Writer’s write. That’s the simple and undeniable law of being a writer instead of a dreamer. A true writer grits through the difficulty and finds writing a rewarding form of torture. A writer can’t help but write, regardless of the challenge or rejections. A true writer feels compelled to write one word after the other until their story is born.
I’ve been a dreamer for a long time. I’ve got a purpose-crush on the novelist and this image of a gorgeous, light filled room of floor to ceiling books, with a wooden and leather desk in the centre and French doors that open on to a garden. It delights and scares the shit out of me. I’ve had a novel singing to me for twenty years that I’ve been too terrified to write and to fail. I never have to give up on my light filled writing room if it can live, forever preserved in the pinterest-land of my brain I never have to find out that I’m a terrible novelist if I never try.
Writing a novel is hard, but what’s also hard is to balance all the things in my life that I want to do. All the forums and ‘how to write books’ say that I have to prioritise. After all, writers write, end of story.
I’m starting to think that’s a purist, starry-eyed idea. It’s a romance of sole pursuit, the tormented artist, the monogamous hobbyist.

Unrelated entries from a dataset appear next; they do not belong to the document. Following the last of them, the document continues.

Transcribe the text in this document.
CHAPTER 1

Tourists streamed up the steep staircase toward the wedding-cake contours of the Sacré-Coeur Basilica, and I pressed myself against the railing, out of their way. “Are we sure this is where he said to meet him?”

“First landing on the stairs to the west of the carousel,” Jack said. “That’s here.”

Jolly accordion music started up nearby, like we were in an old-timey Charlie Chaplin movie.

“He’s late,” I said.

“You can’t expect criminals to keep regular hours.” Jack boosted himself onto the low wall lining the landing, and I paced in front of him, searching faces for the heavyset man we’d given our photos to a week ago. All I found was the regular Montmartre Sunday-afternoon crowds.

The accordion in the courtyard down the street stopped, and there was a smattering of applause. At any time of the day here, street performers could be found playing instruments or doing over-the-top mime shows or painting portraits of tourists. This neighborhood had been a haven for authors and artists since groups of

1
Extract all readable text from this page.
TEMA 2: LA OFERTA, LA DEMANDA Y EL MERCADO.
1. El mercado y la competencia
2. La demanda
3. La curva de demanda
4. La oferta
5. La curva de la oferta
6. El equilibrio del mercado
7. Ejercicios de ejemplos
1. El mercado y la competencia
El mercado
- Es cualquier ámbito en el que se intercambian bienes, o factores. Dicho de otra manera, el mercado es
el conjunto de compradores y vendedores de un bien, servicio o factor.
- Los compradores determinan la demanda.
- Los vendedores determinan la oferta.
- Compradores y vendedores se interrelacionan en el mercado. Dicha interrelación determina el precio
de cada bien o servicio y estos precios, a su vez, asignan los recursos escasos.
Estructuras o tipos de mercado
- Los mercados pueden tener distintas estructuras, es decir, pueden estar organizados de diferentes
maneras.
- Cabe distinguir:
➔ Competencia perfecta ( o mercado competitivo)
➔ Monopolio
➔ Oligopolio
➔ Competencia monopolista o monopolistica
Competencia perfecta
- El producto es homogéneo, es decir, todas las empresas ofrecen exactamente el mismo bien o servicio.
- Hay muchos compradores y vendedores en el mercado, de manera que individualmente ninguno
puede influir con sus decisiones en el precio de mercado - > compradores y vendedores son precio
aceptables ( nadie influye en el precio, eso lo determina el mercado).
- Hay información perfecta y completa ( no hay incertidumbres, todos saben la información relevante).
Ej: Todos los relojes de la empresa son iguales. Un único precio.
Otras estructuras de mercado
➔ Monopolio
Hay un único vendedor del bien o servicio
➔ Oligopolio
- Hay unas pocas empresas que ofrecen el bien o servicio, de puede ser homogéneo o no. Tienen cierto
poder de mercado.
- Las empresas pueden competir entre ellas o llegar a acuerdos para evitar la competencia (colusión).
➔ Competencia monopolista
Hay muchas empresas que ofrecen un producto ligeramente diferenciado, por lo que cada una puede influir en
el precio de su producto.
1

Maybe other people find the only love of their life is words, or music, or fitness and spend their days in blissful marriage to their muse but I’m torn between many loves and I suspect I’m not alone.
While on retreat this past weekend, I went for a walk through Tooronga Falls and as I trekked the muddy path, surrounded by beautiful temperate rainforest and that warm earthy smell of mingled soil and leaves and water, I thought no this, THIS is what I love. Maybe I’m a hiker, not a writer. I always find time to do this.
Whenever I go out dancing and someone is spinning me around to a joyful salsa beat or flowing to dramatic zouk score, I think no this, THIS is what I love. How do I keep forgetting that I’m a dancer?
At work, I connect ideas in ways that other people sort of see but find it hard to crystallise or communicate. Whenever I have that sort of task, I love my job. I’m all over it like flies on poop. I think to myself, this is what I love. I’m a creative strategist and at least I get paid for it!
Too many loves and not enough Laura.
I think it’s time to own the fact that I am not a monogamist hobbyist. I’m a polyamorous hobbyist and that’s okay. I can love more than one thing. I don’t have to be one, neat identity, as alluring as that is.
I will write that novel. I’m most of the way there. I can even see the finish line, but it’s okay to do other things in the meantime. Maybe I won’t be the novelist in the light-filled writing room but I’m excited for a future world that has my novel in it, and photographs and strategies and a dance card and hey, maybe I’ll even take up theatre again 😉
There is never enough time to enjoy what you love.